The single most thrilling thing I saw during my year in schools was the Hamilton Education Project, a program that allows high school students to attend a matinee of the rap musical Hamilton. To qualify, the students must prepare a performance of their own based on study of the period. The material on the founders is furnished by the Gilder Lehrmann Foundation, which promotes civic learning.

I spent time in a participating school in Queens, where most of the kids were immigrants, and they came from everywhere. Yet they didn’t seem to regard the American Founding as something hopelessly remote from themselves. A Muslim girl in a headscarf and two non-Muslim friends performed a very polite rap poem on the Whiskey Rebellion. Two Dominican kids played Hamilton and his wife, Eliza, on the eve of the Constitutional Convention. Several of the kids told me later that they had spent time reading the Founders’ correspondence.

And then, a month later, the kids sat in the front row of the Richard Rodgers Theater to watch a performance of Hamilton, their faces shining with joy. Some of them sang along under their breath. They shouted when the foppish Jefferson pranced across the stage and recoiled with horror when Hamilton’s son James was killed. Many had never been to Broadway before. Hamilton showed them that you can make something enthralling out of the materials of history. It showed them that high culture can speak in an idiom they know and enjoy, and that a complicated story about complicated people can be delightful. And because the students had made something themselves, they came away with a far more personal connection to the story than most other playgoers did.

5. There is a better way.

I spent a lot of time at what are known as “classical” schools, in part because I found them so encouraging. These are public charter schools, mostly in conservative states, that eschew the conventional belief in learning general skills in favor of a deep immersion in history, language, and above all, books, very much including the classical texts of the ancient world and of the West. Classical schools believe that a rigorous course of study helps lead young people to an appreciation of timeless goods—of truth, goodness, and beauty. That is what civic education means to classical teachers. They believe that a student trained this way will love learning for the sake of learning and not just as a means to get good grades or admission to a fancy college. I’m sure some of the 300-odd classical schools in the U.S. do this badly, and I would guess that some of them feel overtly conservative and even sectarian, but the schools I went to were strictly secular and not at all doctrinaire, and viewed the child more as a garden to be cultivated than a vessel to be filled.

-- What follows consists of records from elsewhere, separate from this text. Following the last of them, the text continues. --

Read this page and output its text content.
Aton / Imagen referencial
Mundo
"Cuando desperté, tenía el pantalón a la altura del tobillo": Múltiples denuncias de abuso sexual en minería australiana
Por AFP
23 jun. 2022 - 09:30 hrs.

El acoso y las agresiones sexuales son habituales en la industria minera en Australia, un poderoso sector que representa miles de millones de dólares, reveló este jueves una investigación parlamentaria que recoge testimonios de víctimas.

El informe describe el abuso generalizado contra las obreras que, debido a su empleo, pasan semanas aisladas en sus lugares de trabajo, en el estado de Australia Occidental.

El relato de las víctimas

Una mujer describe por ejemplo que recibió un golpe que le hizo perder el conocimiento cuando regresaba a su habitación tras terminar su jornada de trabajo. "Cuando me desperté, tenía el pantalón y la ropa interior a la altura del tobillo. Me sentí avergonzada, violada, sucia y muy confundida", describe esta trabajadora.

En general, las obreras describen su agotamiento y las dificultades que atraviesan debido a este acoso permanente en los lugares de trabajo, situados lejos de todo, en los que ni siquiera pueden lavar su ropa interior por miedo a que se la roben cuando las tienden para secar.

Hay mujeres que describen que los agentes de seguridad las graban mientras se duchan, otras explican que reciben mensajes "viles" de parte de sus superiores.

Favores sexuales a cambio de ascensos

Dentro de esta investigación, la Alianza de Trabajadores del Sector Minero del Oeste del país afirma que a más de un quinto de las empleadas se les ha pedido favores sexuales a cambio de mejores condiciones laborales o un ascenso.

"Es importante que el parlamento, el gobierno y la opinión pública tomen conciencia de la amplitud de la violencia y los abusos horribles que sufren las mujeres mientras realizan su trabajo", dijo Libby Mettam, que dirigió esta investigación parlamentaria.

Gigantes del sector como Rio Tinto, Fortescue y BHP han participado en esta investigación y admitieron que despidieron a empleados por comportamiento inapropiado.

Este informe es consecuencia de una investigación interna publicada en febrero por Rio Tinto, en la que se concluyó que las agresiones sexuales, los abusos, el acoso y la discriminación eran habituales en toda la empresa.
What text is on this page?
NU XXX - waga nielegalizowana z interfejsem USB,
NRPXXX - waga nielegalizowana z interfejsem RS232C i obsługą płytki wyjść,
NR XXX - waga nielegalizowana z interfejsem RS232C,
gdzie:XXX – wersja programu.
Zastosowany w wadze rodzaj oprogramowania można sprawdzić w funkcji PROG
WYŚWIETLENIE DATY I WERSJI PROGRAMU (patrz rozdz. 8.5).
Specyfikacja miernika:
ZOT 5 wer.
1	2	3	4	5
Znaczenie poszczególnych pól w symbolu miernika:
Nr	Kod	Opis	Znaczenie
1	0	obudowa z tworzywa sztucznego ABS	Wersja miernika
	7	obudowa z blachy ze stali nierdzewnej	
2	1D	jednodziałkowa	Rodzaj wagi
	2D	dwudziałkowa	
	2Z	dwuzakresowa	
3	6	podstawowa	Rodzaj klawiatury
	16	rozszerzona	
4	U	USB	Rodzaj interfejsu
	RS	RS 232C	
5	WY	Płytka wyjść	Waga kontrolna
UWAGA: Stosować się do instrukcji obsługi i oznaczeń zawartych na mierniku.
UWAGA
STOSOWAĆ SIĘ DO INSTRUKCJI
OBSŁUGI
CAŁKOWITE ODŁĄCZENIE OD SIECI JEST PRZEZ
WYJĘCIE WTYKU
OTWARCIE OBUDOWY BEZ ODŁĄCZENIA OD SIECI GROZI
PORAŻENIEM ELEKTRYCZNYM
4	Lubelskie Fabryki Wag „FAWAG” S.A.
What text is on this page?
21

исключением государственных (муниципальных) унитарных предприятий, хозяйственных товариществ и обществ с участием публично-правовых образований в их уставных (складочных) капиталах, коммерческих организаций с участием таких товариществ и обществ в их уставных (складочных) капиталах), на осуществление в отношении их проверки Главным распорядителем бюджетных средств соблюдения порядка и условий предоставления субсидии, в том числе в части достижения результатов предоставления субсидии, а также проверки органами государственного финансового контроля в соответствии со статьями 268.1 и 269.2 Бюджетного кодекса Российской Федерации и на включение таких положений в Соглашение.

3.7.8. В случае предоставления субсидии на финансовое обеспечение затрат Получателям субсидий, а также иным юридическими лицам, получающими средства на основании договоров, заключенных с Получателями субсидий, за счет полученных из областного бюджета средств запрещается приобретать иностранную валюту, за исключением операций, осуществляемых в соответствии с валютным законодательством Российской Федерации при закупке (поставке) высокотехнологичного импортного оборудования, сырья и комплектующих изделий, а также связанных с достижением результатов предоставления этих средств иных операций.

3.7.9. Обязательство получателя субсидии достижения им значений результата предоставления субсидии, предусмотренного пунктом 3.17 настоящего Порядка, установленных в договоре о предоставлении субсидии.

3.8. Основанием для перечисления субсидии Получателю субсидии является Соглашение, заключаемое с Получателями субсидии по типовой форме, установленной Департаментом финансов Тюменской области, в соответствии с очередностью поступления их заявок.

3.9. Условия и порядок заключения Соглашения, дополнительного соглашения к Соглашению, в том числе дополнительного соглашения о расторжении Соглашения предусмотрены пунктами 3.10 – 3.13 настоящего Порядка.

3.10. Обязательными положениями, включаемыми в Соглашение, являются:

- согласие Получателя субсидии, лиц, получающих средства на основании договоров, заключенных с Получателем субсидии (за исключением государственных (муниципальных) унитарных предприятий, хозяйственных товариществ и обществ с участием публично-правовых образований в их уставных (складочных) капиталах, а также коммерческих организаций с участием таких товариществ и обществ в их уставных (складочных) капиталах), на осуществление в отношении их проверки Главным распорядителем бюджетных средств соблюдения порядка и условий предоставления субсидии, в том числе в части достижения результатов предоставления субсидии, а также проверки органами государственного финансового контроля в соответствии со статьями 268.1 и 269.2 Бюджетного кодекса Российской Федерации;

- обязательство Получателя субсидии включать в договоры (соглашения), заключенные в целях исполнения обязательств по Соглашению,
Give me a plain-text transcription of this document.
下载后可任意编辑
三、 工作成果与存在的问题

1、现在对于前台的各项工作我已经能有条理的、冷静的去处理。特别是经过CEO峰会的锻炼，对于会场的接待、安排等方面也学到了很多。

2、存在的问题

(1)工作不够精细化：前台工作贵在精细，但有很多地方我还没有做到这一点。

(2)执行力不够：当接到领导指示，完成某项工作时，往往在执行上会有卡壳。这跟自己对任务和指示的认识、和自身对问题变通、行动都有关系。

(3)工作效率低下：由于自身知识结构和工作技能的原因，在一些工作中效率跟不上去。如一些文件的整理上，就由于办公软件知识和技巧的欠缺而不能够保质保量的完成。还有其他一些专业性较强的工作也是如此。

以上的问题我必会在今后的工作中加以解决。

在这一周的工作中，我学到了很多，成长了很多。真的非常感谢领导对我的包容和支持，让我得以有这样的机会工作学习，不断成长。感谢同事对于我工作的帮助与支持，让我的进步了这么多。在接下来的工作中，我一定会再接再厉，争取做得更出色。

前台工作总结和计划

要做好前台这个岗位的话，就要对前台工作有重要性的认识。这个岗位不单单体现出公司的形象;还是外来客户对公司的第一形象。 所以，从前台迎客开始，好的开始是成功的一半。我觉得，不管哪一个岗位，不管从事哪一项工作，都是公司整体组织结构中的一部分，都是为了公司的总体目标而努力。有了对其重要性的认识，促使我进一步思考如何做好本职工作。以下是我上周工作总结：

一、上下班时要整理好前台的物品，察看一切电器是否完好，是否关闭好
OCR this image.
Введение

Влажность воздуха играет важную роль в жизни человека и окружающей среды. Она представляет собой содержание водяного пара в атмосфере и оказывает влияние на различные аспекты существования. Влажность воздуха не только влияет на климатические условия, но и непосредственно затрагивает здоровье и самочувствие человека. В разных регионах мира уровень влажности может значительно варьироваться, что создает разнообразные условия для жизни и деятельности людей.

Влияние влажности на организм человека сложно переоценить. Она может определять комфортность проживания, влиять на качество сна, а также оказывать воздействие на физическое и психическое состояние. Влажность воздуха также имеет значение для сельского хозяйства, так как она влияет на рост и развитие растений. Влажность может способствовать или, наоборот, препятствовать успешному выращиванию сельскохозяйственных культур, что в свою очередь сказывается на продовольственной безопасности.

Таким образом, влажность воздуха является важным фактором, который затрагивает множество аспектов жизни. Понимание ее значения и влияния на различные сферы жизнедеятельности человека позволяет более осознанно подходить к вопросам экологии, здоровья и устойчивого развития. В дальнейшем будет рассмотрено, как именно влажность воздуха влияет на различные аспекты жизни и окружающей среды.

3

“Classical schools believe that a rigorous course of study helps lead young people to an appreciation of timeless goods—of truth, goodness, and beauty.”

I sat in on a sixth-grade English class at the Founders Classical Academy in Lewisville, a middle-class suburb of Dallas. Mr. Bishop asked the students to stand and recite the poem they’d memorized: the great Shakespearean sonnet that begins “Since brass, nor stone, nor earth. . .” Mr. Bishop had helped them work their way through this difficult text. Then a girl volunteered to talk about the chapter of The Count of Monte Cristo that the class was reading. She talked about the theme of “false identity.” The other kids asked questions. One said, “What’s a benefactor?” No one knew, so Mr. Bishop explained; by the way, he said, in Dante’s Inferno the lowest circle of Hell is reserved for those who betray their benefactors. They talked about stories from Greek mythology, and everyone knew the one about Diana turning Actaeon into a stag.

Of course, this was an English class. What did it have to do with civics? Everything, I thought. Over time, I had concluded that the best answer to our civic ignorance was not more classes in civics, or even in history, but a better and deeper way of training the minds of young people so that they became thoughtful, rational, fair-minded adults. Mr. Bishop’s class made me feel that this was not a hopeless proposition.